Did they feel that their album represented them fairly?

"I’m satisfied with this album in view of how long we’d been formed when we made it," said Richard Davies. "When we made it Robert had only been with us a week."

"We’ve got about twenty songs for our next album now," Roger told me. "It’s very much different from the first one emotionally."

"The last album was songs which Richard and I had written before Supertramp was formed," said Roger. "The next one is going to be songs written since the group started. Now all we’ve got to do is get the gigs. We’ve got a few University dates and this is the market we’ll be aiming for.




The Seventies Sound
Record Mirror
August 8, 1970

Roger Hodgson is the base guitarist with a new five-piece British group Supertramp, whose debut album "Supertramp" is issued by A&M are particularly enthusiastic about the band who have signed with The Chrysalis Agency and are beginning an extensive round of club and college dates throughout Britain.

"We’re very pleased at the reaction we’ve had to our initial bookings in Britain at places like the Marquee. As a group we haven’t been in existence for long, although all of the members have had a good deal of musical schooling in various groups during the past few years.

"When we originally got together earlier this year it was decided that we must spend some months together tightening up our sound before doing British gigs, so we went to the Continent and spent several weeks rehearsing solidly in Geneva. Then we spent some time as a resident band at the P.N. club in Munich. We had five half-hour shows during the week and seven shows a day at weekends. This was very good for us; it’s the type of experience that many other bands have gone through at the beginning of their careers.
For some reason, a lot of really good British outfits consider that the hard, exhausting work in German clubs is one of the best methods of tightening group sound and getting the group together as a team. We certainly found that to be true.

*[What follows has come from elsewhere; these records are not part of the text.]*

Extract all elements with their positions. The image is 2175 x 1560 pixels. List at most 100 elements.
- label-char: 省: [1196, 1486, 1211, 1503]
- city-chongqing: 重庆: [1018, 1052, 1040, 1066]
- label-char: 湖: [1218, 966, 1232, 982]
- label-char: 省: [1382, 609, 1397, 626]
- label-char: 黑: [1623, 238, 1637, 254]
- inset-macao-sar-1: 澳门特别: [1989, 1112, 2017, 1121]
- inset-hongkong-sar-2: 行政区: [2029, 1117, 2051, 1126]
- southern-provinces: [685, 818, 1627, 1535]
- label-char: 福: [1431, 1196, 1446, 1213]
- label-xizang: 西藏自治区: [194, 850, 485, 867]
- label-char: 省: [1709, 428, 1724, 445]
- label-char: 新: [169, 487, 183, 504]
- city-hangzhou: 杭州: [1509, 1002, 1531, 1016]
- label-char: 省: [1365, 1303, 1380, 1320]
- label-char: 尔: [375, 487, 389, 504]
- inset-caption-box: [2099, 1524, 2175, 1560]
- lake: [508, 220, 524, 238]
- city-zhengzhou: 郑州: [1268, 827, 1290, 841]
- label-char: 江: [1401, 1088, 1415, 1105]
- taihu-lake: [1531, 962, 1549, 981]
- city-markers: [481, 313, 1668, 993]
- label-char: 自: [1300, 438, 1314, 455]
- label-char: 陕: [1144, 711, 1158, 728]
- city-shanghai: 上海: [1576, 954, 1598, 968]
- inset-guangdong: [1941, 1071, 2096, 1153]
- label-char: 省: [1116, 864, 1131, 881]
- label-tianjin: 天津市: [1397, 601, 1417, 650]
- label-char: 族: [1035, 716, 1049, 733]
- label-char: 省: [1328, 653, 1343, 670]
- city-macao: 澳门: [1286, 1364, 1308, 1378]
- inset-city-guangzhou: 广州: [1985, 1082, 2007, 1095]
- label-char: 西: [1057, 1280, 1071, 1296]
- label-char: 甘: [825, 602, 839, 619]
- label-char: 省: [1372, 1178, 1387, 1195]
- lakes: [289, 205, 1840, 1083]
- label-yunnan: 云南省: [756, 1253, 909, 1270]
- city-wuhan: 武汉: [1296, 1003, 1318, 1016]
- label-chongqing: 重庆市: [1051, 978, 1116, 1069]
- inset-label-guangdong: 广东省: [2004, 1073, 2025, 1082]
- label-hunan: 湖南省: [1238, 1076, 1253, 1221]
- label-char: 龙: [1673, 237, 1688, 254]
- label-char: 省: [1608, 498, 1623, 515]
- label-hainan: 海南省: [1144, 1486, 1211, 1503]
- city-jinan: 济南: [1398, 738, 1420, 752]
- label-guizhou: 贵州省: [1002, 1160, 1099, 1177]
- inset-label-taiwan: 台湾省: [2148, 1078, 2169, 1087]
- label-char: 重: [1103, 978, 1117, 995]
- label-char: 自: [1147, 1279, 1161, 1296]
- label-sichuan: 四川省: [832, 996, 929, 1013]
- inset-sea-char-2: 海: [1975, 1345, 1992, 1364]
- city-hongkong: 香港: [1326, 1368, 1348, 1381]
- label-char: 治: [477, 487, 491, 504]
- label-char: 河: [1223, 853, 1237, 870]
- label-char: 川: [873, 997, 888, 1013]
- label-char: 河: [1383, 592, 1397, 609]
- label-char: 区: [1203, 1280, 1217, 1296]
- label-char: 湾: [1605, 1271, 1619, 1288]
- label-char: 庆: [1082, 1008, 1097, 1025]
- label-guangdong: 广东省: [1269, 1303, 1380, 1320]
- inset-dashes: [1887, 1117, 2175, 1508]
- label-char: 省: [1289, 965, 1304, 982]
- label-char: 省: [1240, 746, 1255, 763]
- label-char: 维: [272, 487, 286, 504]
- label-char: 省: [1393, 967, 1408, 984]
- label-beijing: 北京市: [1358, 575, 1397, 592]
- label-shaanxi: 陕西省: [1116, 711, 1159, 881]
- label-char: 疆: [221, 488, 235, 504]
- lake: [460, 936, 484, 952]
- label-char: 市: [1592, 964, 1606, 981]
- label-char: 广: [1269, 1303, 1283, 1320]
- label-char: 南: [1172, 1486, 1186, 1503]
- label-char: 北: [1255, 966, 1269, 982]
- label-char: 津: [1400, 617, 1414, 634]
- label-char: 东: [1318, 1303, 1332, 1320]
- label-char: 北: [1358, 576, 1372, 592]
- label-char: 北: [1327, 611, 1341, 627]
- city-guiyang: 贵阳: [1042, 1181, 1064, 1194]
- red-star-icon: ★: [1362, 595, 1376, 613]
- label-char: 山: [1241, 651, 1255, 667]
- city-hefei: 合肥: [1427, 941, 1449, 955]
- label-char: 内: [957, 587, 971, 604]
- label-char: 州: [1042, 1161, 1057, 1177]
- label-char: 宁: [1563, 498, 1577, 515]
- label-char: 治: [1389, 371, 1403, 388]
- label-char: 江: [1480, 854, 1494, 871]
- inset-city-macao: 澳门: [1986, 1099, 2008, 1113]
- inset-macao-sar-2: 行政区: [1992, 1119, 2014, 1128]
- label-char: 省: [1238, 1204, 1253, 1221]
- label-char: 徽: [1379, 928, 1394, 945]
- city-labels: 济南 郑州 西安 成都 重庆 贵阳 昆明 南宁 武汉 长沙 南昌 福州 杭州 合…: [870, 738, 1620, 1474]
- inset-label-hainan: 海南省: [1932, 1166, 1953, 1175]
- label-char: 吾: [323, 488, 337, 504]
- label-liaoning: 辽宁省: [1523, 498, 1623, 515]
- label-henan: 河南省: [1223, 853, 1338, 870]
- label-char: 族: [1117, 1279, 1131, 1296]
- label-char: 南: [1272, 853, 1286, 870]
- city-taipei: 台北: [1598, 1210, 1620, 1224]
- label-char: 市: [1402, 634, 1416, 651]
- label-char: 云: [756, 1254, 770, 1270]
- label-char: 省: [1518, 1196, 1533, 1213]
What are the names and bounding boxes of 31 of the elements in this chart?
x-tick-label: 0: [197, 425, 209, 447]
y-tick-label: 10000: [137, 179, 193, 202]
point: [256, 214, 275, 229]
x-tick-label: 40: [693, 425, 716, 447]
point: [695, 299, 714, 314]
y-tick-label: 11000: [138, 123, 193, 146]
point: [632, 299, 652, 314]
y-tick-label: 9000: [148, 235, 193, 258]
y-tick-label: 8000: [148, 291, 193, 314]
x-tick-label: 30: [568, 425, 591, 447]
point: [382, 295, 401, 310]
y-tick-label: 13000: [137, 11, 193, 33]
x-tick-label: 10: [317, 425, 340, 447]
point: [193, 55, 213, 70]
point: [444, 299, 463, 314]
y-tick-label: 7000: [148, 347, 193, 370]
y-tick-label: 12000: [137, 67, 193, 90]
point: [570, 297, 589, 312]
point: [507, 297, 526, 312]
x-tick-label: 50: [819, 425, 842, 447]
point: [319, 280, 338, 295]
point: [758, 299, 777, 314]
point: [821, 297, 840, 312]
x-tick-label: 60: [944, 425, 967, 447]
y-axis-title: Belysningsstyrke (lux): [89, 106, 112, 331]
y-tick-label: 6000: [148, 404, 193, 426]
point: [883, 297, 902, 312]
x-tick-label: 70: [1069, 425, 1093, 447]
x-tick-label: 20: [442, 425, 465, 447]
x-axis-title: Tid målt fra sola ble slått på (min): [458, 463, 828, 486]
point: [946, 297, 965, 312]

"Now we’re looking forward to all our British gigs and are really keen to hear the reaction to our album when it’s released. All the numbers were written by ourselves.
"As far as my personal history is concerned I’ve had a passion for playing guitar since my early schooldays – and it certainly affected my work! At school they tried to dissuade my passion for music, but in the end they let me have my own solo concert. I was 12 at the time. I played most of my own compositions but the only encore I received was the one non-original song I performed – Cliff Richard’s "Bachelor Boy."

"I left school at 18 and joined a group called People Like Us, but I was always the odd one out because I refused to force a smile on stage. Lionel Conway of Island Records heard a demo we made and asked me to leave the group and make a solo record of one of my own compositions called "Mr Boyd." It was released in America under the name Argosy and got to No. 28 in the Kansas City charts.

Up until now I’d always played lead guitar, but when I auditions for Supertramp they asked me to switch to bass and, having got used to it, I really dig it now. I also play piano and cello with the group."